Virginia Tech personnel will be based at the facility at least part of the year after it opens, expected in fall 2012, said Leo. Many more will be employed there as well. Work already is underway at the nonprofit consortium in temporary offices near both the Crosspointe facility and the center construction site.
“The Commonwealth Center for Advanced Manufacturing epitomizes the economic gains that can be achieved when technological leaders from industry partner with great universities, all supported by state government,” Benson said. “Our students will see many benefits, including exposure to cutting-edge technologies, enhanced internship opportunities, and opportunities to work with practicing engineers all around the world.

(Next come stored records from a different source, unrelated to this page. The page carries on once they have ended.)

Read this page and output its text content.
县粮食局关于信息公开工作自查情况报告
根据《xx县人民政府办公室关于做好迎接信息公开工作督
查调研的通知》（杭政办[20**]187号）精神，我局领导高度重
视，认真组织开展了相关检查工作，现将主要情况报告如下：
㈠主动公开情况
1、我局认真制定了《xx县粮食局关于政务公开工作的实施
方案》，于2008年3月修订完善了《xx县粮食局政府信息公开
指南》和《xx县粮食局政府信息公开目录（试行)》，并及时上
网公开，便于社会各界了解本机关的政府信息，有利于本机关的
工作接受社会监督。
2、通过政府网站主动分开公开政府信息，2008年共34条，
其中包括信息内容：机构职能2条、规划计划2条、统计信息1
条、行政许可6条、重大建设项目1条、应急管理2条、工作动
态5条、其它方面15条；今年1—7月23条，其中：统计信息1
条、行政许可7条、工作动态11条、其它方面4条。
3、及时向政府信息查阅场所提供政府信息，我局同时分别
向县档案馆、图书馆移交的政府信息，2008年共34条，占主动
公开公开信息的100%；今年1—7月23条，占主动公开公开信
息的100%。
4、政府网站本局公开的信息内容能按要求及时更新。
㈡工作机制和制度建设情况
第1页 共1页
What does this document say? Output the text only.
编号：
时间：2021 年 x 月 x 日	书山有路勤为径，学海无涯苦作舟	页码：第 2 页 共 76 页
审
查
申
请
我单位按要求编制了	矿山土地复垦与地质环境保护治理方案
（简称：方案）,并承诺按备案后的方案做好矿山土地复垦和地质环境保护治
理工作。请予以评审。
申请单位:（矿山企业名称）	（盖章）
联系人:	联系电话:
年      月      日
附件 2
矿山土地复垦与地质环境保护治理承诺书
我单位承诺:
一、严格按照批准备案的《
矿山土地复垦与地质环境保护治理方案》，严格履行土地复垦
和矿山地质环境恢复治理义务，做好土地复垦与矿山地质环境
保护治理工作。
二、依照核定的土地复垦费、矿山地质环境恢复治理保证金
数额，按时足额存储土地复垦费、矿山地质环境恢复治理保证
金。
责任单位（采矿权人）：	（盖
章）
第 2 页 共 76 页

I am delighted that President Obama has taken notice of this exemplary partnership, and I hope that our model of collaboration will inspire other industry-university-government partnerships elsewhere in the country.”

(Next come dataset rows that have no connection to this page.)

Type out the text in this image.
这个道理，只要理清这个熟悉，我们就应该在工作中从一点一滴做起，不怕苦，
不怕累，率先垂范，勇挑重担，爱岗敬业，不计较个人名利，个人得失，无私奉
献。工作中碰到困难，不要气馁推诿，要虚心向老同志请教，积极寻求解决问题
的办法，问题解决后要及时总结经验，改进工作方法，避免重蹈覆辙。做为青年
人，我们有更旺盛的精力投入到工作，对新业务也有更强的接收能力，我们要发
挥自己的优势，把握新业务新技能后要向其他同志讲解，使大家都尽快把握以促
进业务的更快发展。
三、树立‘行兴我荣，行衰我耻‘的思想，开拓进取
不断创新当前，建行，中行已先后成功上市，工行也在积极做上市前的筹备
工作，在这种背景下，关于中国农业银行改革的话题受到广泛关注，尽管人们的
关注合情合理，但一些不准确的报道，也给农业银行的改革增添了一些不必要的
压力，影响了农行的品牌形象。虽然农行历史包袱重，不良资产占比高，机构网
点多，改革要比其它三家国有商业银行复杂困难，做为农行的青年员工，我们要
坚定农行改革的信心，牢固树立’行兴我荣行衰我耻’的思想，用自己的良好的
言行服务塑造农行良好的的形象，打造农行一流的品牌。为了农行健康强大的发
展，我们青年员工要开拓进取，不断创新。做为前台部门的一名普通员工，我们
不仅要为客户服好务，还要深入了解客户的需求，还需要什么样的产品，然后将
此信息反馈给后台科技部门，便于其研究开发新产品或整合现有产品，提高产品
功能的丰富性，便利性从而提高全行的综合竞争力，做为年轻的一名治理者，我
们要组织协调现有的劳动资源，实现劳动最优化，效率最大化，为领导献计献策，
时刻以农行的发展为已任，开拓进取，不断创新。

“Our business model indicates that after a 10-year period, (the center) itself might employ a total of 50 full-time employees, with an additional 50 to 100 part-time employees,” said Leo in fall 2010, when he was associate dean of research and graduate studies for the College of Engineering. “In addition, we want (the center) to be viewed as a competitive advantage for other companies to locate in Virginia and to locate in the Petersburg area.”

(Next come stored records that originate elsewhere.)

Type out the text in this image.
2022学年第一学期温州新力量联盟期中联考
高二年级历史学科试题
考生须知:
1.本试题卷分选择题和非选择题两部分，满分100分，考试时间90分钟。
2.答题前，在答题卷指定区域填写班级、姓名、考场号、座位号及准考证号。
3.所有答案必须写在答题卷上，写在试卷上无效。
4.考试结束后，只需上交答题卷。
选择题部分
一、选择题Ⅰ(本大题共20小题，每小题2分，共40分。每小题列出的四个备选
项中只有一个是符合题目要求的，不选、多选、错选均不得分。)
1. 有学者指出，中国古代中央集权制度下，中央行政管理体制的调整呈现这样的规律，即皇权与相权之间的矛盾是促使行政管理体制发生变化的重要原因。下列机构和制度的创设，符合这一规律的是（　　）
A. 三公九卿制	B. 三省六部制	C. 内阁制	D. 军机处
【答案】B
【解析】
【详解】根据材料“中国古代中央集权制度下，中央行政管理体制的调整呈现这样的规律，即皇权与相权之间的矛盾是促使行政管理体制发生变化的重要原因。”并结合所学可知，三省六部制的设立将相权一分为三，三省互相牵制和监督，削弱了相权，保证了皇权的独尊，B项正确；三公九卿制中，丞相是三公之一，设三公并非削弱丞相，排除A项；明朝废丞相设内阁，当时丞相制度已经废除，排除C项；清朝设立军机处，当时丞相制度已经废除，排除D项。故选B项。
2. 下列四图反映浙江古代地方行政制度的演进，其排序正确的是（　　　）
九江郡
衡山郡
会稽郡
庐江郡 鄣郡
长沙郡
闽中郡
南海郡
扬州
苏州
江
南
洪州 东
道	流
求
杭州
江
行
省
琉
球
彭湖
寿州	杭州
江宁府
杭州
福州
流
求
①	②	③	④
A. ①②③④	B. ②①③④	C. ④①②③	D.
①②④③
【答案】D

The Commonwealth Center for Aerospace Propulsion Systems, the second collaborative research effort between Virginia Tech, the University of Virginia, and Rolls-Royce, is a more traditional research entity, with faculty, graduate students working on designated projects at their home-base universities. Faculty already are researching power electronics, the effect of sand and dust sucked into jet engines, and jet afterburners, said Leo. A jet propulsion lab has been proposed for Virginia Tech’s Corporate Research Center.
Virginia faced stiff competition as one of eight states vying to land the Rolls-Royce North America plant in 2007. The company was lured to the commonwealth in no small by the combined efforts of the three universities offering the company the benefits of faculty research expertise and the ability to educate a skilled workforce. Rolls-Royce has since forged a strong bond with Virginia Community College System, particularly John Tyler Community College in Prince George, to provide worker training.
The past week has been big for Rolls-Royce and Virginia. On March 6, Gov. Bob McDonnell’s office announced the company was considering a new 90,000-square-foot, advanced manufacturing facility at the Crosspointe location. The new factory would be an advanced blade manufacturing capability involving high-precision turbine blades for some of the world's most sophisticated aircraft engines built by the company.
Denise Young of Virginia Tech’s University Relations contributed to this story.